UnIRe employs a two-layer representation model—static and dynamic—to capture the complexities of urban environments:

  1. Static Layer: Represented by a collection of static Gaussians computed from static LiDAR points and random sampling across the scene. This layer defines the stationary components of the urban environment.
  2. Dynamic Layer: Utilizes a canonical space representation combined with per-point deformation to model dynamic objects. This representation allows changes over time while retaining overall object identity, enhancing the capturing of dynamic motion without excessive memory consumption.

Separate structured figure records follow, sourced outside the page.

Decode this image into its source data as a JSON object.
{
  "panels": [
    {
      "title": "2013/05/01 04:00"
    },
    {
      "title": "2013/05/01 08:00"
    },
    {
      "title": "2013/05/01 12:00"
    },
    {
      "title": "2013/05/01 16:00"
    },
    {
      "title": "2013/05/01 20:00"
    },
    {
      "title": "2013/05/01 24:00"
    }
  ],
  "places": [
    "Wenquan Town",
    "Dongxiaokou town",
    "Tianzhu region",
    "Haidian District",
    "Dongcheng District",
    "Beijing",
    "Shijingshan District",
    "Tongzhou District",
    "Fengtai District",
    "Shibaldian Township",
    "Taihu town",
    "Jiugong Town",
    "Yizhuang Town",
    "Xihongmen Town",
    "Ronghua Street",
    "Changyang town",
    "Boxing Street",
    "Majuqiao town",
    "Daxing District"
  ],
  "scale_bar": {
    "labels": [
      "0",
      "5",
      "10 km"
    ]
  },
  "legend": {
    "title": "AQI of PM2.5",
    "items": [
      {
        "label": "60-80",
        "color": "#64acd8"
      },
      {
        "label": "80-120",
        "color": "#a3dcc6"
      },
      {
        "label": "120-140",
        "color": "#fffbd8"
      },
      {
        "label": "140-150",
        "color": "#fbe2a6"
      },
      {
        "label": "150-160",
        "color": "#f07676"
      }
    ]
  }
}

Dynamic instance decomposition is achieved through unsupervised clustering of 4D superpoints, a process that aligns clusters across frames by incorporating self-supervised flow estimation, thereby maintaining consistent identities for dynamic objects.

Implications and Future Directions

Practically, UnIRe significantly reduces the need for manual annotations, thus broadening its applicability across different urban environments. The instance-aware framework opens possibilities for more sophisticated scene editing applications, where individual dynamic elements can be manipulated independently.

Theoretically, the introduction of 4D superpoints represents a shift toward more advanced representations that capture temporal and spatial dynamics simultaneously. This lays the groundwork for further exploration into high-fidelity rendering and the modeling of more complex motions, such as non-rigid deformations often seen with human movements.

Future research may focus on refining the unsupervised learning components to accommodate even more dynamic and complex urban scenarios, possibly incorporating additional sensory data streams. Enhancing motion predictions to surpass the current limitations of constant velocity assumptions is another promising avenue, which could further bolster the realism and accuracy of dynamic scene reconstructions.

In conclusion, UnIRe provides a robust framework for dynamic urban scene reconstruction, bridging the gap toward annotation-free, high-fidelity dynamic scene modeling, thus representing a significant step forward in computer vision applications related to urban environments.